The German government is expected to slash its economic forecasts for 2009, reports said Wednesday, citing sources close to the government.

Gross domestic product, or GDP, is expected to decline 6% in 2009, the worst contraction since the World War II. The forecast was cut from a 2.25% fall predicted in January. Economy Minister Karl-Theodor zu Guttenberg will announce the latest set of forecasts at 7.00am ET.

Last week, a group of German economic think tanks jointly lowered their forecast for the biggest Eurozone economy. They now expect Germany to contract 6% in 2009, quicker than a 2.25% fall estimated previously. For 2010, the forecast group does not expect a dramatic recovery. GDP should decline 0.5%. Unemployment was forecast to rise to an average of 3.7 million this year and to 4.7 million next year.

In March, seasonally adjusted unemployed persons in Germany rose 69,000, bigger than 50,000 increased in February.

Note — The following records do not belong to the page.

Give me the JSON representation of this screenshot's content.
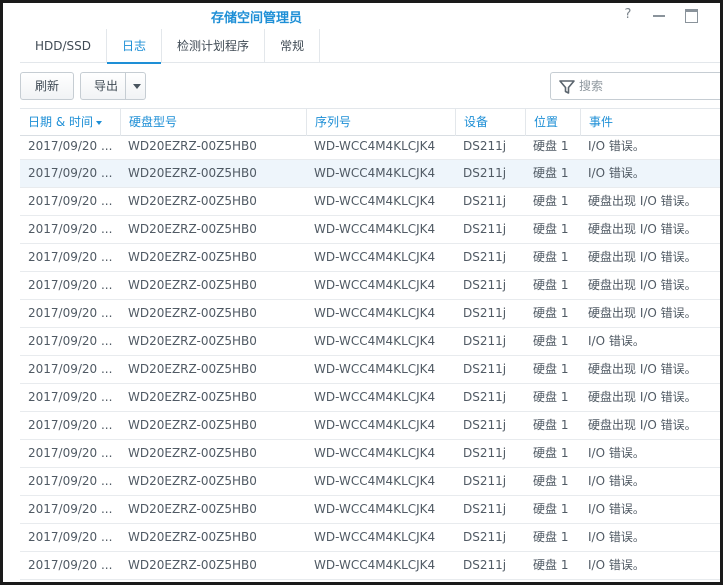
{
  "window": {
    "title": "存储空间管理员",
    "help_glyph": "?"
  },
  "tabs": [
    {
      "label": "HDD/SSD",
      "active": false
    },
    {
      "label": "日志",
      "active": true
    },
    {
      "label": "检测计划程序",
      "active": false
    },
    {
      "label": "常规",
      "active": false
    }
  ],
  "toolbar": {
    "refresh_label": "刷新",
    "export_label": "导出",
    "search_placeholder": "搜索"
  },
  "table": {
    "columns": [
      "日期 & 时间",
      "硬盘型号",
      "序列号",
      "设备",
      "位置",
      "事件"
    ],
    "sorted_column": 0,
    "rows": [
      [
        "2017/09/20 ...",
        "WD20EZRZ-00Z5HB0",
        "WD-WCC4M4KLCJK4",
        "DS211j",
        "硬盘 1",
        "I/O 错误。"
      ],
      [
        "2017/09/20 ...",
        "WD20EZRZ-00Z5HB0",
        "WD-WCC4M4KLCJK4",
        "DS211j",
        "硬盘 1",
        "I/O 错误。"
      ],
      [
        "2017/09/20 ...",
        "WD20EZRZ-00Z5HB0",
        "WD-WCC4M4KLCJK4",
        "DS211j",
        "硬盘 1",
        "硬盘出现 I/O 错误。"
      ],
      [
        "2017/09/20 ...",
        "WD20EZRZ-00Z5HB0",
        "WD-WCC4M4KLCJK4",
        "DS211j",
        "硬盘 1",
        "硬盘出现 I/O 错误。"
      ],
      [
        "2017/09/20 ...",
        "WD20EZRZ-00Z5HB0",
        "WD-WCC4M4KLCJK4",
        "DS211j",
        "硬盘 1",
        "硬盘出现 I/O 错误。"
      ],
      [
        "2017/09/20 ...",
        "WD20EZRZ-00Z5HB0",
        "WD-WCC4M4KLCJK4",
        "DS211j",
        "硬盘 1",
        "硬盘出现 I/O 错误。"
      ],
      [
        "2017/09/20 ...",
        "WD20EZRZ-00Z5HB0",
        "WD-WCC4M4KLCJK4",
        "DS211j",
        "硬盘 1",
        "硬盘出现 I/O 错误。"
      ],
      [
        "2017/09/20 ...",
        "WD20EZRZ-00Z5HB0",
        "WD-WCC4M4KLCJK4",
        "DS211j",
        "硬盘 1",
        "I/O 错误。"
      ],
      [
        "2017/09/20 ...",
        "WD20EZRZ-00Z5HB0",
        "WD-WCC4M4KLCJK4",
        "DS211j",
        "硬盘 1",
        "硬盘出现 I/O 错误。"
      ],
      [
        "2017/09/20 ...",
        "WD20EZRZ-00Z5HB0",
        "WD-WCC4M4KLCJK4",
        "DS211j",
        "硬盘 1",
        "硬盘出现 I/O 错误。"
      ],
      [
        "2017/09/20 ...",
        "WD20EZRZ-00Z5HB0",
        "WD-WCC4M4KLCJK4",
        "DS211j",
        "硬盘 1",
        "硬盘出现 I/O 错误。"
      ],
      [
        "2017/09/20 ...",
        "WD20EZRZ-00Z5HB0",
        "WD-WCC4M4KLCJK4",
        "DS211j",
        "硬盘 1",
        "I/O 错误。"
      ],
      [
        "2017/09/20 ...",
        "WD20EZRZ-00Z5HB0",
        "WD-WCC4M4KLCJK4",
        "DS211j",
        "硬盘 1",
        "I/O 错误。"
      ],
      [
        "2017/09/20 ...",
        "WD20EZRZ-00Z5HB0",
        "WD-WCC4M4KLCJK4",
        "DS211j",
        "硬盘 1",
        "I/O 错误。"
      ],
      [
        "2017/09/20 ...",
        "WD20EZRZ-00Z5HB0",
        "WD-WCC4M4KLCJK4",
        "DS211j",
        "硬盘 1",
        "I/O 错误。"
      ],
      [
        "2017/09/20 ...",
        "WD20EZRZ-00Z5HB0",
        "WD-WCC4M4KLCJK4",
        "DS211j",
        "硬盘 1",
        "I/O 错误。"
      ]
    ],
    "highlighted_row": 1
  },
  "colors": {
    "accent": "#1e8fd6",
    "row_highlight": "#eef5fb"
  },
  "icons": {
    "help": "help-icon",
    "minimize": "minimize-icon",
    "maximize": "maximize-icon",
    "export_menu": "caret-down-icon",
    "filter": "filter-icon",
    "sort": "sort-desc-icon"
  }
}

The International Monetary Fund forecasts the German economy to contract 5.6% in 2009 and 1% in 2010. Meanwhile, the Commmerzbank expects Germany to shrink 6%-7% this year.

On April 27, European Central Bank Governing Council member Axel Weber told German newspaper Franfurter Allgemeine that the German economy is unlikely to grow before the second half of the next year.